Giving Forward:
Who:
Brian Wongchaowart
What he supports:
Carnegie Museum of Art
Why it matters:
“I encourage people to think of themselves not only as consumers of culture, but as philanthropists, regardless of the level in which they’re giving. … We are all participants in this great experiment that Andrew Carnegie initiated 125 years ago, in which he thought that if we build this cultural institution, it will be deeply loved and cared for by the city.”
Brian Wongchaowart was a curious teenager trying to figure out who he was when he fell hard for art. Familiar with Carnegie Museum of Art from visits with his parents and on school field trips, he walked there often from his nearby high school, and it quickly became a favorite hangout and “thinking tool.”
“I developed a true emotional relationship with the museum when visiting was no longer an activity imposed on me by adults. Exploring it was a way for me to get to know myself, and to think through at least a slice of the intellectual and cultural history of Western thought,” says Brian, who was born in Thailand and moved to Pittsburgh with his family when he was young.
He was 14 when he attended his first Carnegie International, an exhibition of international contemporary art staged by the museum every three to five years since 1896, and it was an eye-opening experience for him.
“What was most impactful for me was it showed how many ways there are to look at the world around us,” recalls Brian, who today is a senior software engineer for Google Shopping.
A work that stays with him from that 1999 exhibition is Alex Katz’s vivid orange and yellow painting, Autumn, which is now part of the museum’s permanent collection. The way Katz fuses representation and abstraction was new to Brian; still today, he considers the work a fascinating experiment in both the senses and perception.
Remarkably, when he was still that inquisitive teenager discovering Katz and a larger world through art, Brian promised himself that, when he was able, he’d give back to the museum. It’s a promise he’s kept, as a member, donor, and most recently as an advisory board member. Brian continues to be a regular museum visitor and thinker, and says his philanthropy intersects with museum priorities and his own interests. He’s a Fellow and a supporter of the Carnegie International, and recently he significantly increased his support for the museum’s signature exhibition. He also helped make possible the current Sharif Bey: Excavations exhibition and the museum’s new Collection Handbook.
“I encourage people to think of themselves not only as consumers of culture, but as philanthropists, regardless of the level in which they’re giving,” Brian notes. “Annual membership is such an important form of support, as well as an invitation to participate in the process of culture and education. We are all participants in this great experiment that Andrew Carnegie initiated 125 years ago, in which he thought that if we build this cultural institution, it will be deeply loved and cared for by the city.”
With a professional background in data management for retail sales, including e-commerce and direct-to-consumer sales, Brian is also interested in helping the museum think about its role as a digital platform on par with being a physical space for art.
“There’s no reason why your relationship with a work of art should only develop when you are in front of it, physically,” Brian says, a sentiment that all museums have had to reckon with during the COVID-19 pandemic. “In the long term, digital interfaces will enable people to have an engagement with the museum on a much more frequent basis—weekly or even daily. And it could be a 32-second experience as much as a 30-minute experience. We need content that fits seamlessly into the way that people want to consume it.”

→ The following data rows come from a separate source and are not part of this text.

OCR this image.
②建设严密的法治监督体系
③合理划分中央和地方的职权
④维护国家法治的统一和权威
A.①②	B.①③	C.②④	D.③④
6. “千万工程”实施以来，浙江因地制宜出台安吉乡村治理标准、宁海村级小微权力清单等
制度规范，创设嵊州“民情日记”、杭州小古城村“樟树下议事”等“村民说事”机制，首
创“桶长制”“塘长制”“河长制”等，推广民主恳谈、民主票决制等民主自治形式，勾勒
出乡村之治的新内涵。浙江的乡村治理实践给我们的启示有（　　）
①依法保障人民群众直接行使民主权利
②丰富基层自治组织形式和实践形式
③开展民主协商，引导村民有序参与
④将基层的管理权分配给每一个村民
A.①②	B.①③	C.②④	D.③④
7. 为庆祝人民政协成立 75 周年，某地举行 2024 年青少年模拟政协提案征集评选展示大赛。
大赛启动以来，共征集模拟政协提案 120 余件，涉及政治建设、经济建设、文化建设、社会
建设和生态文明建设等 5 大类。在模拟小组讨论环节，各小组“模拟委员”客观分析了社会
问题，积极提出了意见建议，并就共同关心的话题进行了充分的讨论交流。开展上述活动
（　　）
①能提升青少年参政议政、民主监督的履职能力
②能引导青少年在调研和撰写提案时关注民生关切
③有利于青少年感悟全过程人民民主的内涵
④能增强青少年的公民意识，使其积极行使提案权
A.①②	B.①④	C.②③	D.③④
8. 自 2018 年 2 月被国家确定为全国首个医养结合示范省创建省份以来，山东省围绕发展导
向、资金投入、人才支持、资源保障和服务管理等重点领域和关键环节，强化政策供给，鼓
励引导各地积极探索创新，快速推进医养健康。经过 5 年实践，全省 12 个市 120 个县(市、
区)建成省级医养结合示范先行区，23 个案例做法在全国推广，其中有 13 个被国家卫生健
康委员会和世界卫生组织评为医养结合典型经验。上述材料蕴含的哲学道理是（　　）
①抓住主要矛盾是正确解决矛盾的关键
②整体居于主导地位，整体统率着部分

In the end, says Brian, it’s all about connection—to works of art and each other.
“I think the fundamental goal for us as a museum engaging the community is to start a conversation—something the education team is so adept at—and help people see that art is not something that’s finished when it leaves the artist’s studio. Art is an ongoing process of trying to understand one another; by making sense of what a single material object means, we’re thinking through what it means to be one human being among 7 or 8 billion others.”